Because the story is REALLY about how Levi finds his way back to the bosom of his religious family, finds his way back to his religious beliefs (although not necessarily to his church), through his relationship with Jaime. It is precisely his religious family who help Jaime heal. And Levi eventually believes that God brought him to Jaime, precisely as a gay man in a Mormon family, not only to help Jaime heal, but also to draw Levi back to his family. (Clarification: although the narrative itself is as much about Levi’s emotional journey as it is about Jaime’s, Levi’s own motivation is ALL about making sure Jaime is safe and happy. So while my description here might make Levi sound selfish, he really really isn’t. All he wants in life is for Jaime to be happy and to feel safe.)
Now, don’t get me wrong, the Inspirational aspects are brilliantly done. The story is utterly compelling. The characters were solid, consistent, even fascinating. And while I absolutely could see that anonymous sex was, indeed, wrong FOR LEVI, the book felt to me like an utter condemnation of anonymous sex for everyone (although, don’t all romances that believe in finding “The One” and living together in happy monogamy forever after, amen? I guess so). And it’s not like I felt the religion was pushed on me or was trying to convert me. I did NOT feel proselytized to in the slightest, like I did with the Rivers. But readers who care about this type of thing one way or another should be aware that Levi’s journey back to God is a huge part of this book.
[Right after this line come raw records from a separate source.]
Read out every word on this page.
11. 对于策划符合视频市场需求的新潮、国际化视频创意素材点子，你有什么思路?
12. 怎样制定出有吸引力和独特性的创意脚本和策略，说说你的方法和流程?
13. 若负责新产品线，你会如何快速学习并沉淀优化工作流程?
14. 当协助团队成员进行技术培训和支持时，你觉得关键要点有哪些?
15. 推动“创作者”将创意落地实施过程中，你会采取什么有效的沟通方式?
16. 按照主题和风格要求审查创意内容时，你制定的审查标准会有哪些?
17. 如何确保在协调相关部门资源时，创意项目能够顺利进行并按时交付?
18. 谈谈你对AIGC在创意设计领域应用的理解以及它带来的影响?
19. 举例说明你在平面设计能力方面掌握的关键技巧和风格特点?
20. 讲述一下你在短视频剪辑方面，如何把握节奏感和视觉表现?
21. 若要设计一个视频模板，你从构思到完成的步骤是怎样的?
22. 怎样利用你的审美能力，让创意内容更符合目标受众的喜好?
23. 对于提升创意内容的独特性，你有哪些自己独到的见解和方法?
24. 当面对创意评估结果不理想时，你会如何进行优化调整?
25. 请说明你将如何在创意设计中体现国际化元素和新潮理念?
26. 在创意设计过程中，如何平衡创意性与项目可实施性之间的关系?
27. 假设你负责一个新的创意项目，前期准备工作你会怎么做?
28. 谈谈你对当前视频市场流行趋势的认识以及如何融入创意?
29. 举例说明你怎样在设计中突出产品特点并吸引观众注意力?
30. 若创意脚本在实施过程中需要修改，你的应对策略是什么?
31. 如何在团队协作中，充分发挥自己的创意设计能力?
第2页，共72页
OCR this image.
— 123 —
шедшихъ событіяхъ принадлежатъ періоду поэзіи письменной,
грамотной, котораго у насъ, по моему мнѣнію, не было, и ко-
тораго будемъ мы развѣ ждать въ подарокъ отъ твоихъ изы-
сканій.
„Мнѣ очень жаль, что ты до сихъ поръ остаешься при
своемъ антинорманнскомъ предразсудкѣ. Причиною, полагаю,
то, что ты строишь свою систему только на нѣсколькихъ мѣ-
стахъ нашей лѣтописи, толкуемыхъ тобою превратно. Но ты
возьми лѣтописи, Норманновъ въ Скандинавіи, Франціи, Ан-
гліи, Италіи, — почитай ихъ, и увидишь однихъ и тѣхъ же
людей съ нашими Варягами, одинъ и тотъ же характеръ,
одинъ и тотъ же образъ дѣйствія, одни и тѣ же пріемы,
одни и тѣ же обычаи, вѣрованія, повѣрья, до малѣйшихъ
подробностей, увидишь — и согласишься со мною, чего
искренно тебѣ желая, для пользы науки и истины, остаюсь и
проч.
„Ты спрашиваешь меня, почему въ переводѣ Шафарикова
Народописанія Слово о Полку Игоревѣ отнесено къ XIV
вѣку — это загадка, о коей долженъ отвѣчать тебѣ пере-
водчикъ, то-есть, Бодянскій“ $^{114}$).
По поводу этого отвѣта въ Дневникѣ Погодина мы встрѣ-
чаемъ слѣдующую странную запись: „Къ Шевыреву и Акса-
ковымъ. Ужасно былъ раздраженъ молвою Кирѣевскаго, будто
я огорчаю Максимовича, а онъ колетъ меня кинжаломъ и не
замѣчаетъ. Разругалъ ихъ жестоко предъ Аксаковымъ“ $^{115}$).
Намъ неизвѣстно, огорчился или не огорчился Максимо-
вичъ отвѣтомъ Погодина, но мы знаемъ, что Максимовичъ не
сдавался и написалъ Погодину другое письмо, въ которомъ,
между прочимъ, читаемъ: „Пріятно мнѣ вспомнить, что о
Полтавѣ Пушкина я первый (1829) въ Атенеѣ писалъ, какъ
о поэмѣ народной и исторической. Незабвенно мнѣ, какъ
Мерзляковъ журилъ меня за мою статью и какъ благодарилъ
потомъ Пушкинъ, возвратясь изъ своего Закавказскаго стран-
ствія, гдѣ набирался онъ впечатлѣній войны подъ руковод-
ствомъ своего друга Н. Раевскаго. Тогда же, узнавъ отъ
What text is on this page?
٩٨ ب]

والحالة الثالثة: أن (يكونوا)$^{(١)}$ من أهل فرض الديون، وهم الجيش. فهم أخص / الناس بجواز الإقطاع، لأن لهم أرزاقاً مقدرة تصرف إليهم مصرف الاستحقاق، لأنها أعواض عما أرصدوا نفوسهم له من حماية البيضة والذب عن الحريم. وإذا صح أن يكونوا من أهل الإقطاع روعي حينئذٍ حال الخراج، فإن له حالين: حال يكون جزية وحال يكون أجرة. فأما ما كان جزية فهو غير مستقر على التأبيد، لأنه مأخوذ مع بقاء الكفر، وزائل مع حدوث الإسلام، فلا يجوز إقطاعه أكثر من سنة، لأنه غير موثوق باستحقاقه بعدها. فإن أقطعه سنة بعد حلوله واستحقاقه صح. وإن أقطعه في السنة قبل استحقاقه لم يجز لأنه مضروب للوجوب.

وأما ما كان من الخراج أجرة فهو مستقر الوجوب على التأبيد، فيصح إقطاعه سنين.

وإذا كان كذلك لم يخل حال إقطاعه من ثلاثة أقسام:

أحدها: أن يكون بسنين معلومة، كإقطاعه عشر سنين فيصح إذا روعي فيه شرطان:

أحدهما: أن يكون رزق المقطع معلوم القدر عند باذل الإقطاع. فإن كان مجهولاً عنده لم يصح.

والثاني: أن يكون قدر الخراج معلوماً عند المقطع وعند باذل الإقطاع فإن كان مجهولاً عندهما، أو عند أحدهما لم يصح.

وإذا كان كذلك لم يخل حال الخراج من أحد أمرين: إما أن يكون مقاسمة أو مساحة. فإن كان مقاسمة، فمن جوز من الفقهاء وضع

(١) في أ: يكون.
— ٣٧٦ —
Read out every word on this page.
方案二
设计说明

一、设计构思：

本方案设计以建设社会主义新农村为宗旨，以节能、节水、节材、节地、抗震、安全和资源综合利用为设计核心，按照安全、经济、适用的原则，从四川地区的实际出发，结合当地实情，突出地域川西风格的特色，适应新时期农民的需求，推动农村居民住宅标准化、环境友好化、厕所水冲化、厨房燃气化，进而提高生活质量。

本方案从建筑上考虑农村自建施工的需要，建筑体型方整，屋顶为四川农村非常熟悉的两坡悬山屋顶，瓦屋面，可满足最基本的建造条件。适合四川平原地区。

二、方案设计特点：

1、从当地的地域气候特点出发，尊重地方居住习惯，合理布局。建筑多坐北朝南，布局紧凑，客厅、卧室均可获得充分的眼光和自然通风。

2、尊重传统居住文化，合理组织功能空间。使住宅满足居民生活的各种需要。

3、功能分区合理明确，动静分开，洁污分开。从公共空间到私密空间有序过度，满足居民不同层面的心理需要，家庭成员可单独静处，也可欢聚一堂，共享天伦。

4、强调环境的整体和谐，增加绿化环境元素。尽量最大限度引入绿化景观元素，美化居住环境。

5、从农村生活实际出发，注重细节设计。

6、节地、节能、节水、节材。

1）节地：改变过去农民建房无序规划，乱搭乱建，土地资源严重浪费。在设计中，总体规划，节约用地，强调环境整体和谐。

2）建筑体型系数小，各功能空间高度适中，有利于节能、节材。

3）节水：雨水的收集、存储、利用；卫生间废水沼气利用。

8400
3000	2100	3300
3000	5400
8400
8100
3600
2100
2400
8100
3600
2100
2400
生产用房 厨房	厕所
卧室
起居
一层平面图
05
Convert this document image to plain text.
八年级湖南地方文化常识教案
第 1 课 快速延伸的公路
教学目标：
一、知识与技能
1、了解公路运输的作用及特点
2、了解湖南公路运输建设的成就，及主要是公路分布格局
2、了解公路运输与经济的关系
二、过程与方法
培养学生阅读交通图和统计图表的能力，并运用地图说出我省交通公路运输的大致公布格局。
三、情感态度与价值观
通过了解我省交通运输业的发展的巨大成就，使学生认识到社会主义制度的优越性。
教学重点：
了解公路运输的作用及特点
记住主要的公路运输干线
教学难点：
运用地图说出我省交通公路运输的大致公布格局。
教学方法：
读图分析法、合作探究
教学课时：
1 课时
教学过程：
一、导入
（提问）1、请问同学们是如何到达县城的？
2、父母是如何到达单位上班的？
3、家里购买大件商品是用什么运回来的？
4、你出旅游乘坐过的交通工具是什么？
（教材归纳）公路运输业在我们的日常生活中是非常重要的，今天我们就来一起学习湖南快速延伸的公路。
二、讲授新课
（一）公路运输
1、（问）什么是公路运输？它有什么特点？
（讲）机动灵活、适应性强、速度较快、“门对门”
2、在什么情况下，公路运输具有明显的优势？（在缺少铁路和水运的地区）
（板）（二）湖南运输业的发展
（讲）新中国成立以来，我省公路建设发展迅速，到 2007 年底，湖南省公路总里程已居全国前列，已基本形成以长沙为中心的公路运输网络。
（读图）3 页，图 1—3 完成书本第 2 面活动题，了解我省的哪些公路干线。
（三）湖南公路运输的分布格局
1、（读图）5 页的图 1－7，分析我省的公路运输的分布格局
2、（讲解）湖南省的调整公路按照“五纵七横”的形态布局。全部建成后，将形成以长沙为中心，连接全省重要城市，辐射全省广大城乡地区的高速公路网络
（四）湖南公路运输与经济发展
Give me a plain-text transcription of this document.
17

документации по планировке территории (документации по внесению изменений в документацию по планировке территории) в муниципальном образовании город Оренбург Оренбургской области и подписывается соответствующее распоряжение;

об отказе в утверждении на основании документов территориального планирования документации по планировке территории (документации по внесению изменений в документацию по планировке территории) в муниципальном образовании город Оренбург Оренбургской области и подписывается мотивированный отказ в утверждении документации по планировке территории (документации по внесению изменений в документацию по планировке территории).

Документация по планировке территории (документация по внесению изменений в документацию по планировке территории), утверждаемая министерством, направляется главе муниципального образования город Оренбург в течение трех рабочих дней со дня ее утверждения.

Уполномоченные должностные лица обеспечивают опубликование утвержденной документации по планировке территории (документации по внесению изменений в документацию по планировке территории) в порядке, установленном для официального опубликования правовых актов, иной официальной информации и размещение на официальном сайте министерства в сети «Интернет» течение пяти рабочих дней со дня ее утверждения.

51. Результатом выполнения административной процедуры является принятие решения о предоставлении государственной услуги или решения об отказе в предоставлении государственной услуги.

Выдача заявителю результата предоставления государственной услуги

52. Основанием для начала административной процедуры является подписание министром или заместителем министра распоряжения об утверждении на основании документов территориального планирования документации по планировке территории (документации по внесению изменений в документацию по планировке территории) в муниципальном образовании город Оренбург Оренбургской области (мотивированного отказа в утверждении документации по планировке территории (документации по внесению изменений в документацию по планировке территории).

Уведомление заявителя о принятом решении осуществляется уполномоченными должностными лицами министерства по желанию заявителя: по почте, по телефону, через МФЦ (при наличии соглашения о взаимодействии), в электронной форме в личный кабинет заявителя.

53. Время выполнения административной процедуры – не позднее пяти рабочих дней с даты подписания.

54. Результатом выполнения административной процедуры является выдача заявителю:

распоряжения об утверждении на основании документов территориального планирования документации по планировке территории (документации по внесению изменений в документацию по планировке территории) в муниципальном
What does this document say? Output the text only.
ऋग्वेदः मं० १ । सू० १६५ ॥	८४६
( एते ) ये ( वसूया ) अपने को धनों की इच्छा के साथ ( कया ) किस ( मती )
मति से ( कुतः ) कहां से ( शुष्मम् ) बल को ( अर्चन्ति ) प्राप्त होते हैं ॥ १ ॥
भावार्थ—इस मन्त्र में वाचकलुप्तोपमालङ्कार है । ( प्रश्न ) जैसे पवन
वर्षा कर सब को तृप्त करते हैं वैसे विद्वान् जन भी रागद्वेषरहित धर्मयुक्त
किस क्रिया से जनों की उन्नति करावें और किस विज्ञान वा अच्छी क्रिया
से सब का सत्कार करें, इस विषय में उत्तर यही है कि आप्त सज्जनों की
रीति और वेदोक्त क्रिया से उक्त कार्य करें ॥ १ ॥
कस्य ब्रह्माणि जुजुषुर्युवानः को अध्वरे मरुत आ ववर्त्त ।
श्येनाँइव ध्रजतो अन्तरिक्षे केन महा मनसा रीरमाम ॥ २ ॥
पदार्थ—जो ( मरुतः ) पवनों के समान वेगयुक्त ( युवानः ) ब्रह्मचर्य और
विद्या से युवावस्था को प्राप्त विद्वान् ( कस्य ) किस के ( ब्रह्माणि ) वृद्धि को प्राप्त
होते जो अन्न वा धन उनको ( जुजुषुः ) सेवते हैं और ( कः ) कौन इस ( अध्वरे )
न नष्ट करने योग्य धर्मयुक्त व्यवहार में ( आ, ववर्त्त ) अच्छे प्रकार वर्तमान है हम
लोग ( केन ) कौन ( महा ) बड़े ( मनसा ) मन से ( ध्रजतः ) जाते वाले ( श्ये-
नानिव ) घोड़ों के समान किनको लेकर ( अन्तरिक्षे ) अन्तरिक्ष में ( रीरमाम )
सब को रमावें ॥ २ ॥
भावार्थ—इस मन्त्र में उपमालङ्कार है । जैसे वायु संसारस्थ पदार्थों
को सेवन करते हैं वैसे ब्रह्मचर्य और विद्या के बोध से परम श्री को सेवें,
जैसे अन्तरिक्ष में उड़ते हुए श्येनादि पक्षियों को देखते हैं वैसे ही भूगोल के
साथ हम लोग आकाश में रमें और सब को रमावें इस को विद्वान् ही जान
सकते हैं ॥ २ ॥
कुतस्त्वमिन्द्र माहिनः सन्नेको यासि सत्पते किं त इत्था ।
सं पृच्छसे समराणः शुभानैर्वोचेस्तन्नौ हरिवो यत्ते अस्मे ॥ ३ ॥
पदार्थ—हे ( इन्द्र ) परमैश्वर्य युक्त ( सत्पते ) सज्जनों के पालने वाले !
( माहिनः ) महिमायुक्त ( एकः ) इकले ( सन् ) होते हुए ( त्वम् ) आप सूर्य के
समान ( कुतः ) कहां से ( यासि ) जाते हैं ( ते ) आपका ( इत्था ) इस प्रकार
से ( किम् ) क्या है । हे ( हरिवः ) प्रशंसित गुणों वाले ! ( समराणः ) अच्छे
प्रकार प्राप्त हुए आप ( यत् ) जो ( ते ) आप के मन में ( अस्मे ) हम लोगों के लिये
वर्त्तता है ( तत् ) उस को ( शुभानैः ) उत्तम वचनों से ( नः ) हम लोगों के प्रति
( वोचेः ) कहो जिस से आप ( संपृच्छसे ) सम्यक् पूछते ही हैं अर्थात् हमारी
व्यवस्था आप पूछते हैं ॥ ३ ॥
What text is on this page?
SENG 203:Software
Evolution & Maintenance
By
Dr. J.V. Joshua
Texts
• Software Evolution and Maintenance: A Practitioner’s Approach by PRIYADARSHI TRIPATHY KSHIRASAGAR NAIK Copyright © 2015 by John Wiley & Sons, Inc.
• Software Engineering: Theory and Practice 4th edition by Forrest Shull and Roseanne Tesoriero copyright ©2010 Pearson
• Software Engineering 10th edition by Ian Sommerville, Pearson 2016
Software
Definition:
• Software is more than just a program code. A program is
There was one stylistic thing that made me want to scream. EVERY TIME Jaime wanted to talk with Levi about something difficult, he’d start massaging Levi’s hand. And EVERY TIME he did that, you’d tell us why:
Jaime found it easier to look back down at Levi’s hand rather than to face him.
He concentrated on massaging Levi’s hand, and Levi realized the massage gave Jaime a sense of security–he was relying on what he knew to get him through something that made him nervous.
Instead, he took one of Levi’s hands and began to massage it in a familiar way. It meant he didn’t have to look in Levi’s eyes when he started to talk.
I got to the point that I was screaming at my phone, “Yes, I get it! I really really do!” Trust your readers to get it a bit more than that, okay? Say it the first time, then…don’t. Trust your readers.
All in all, you took serious risks with this book, as you did with Strawberries for Dessert, and the characters carry the day. But the sexual abuse and Inspirational aspect, no matter how brilliantly handled (and they are, don’t get me wrong), means this book probably won’t make it to my Desert Island Keeper file in Dropbox.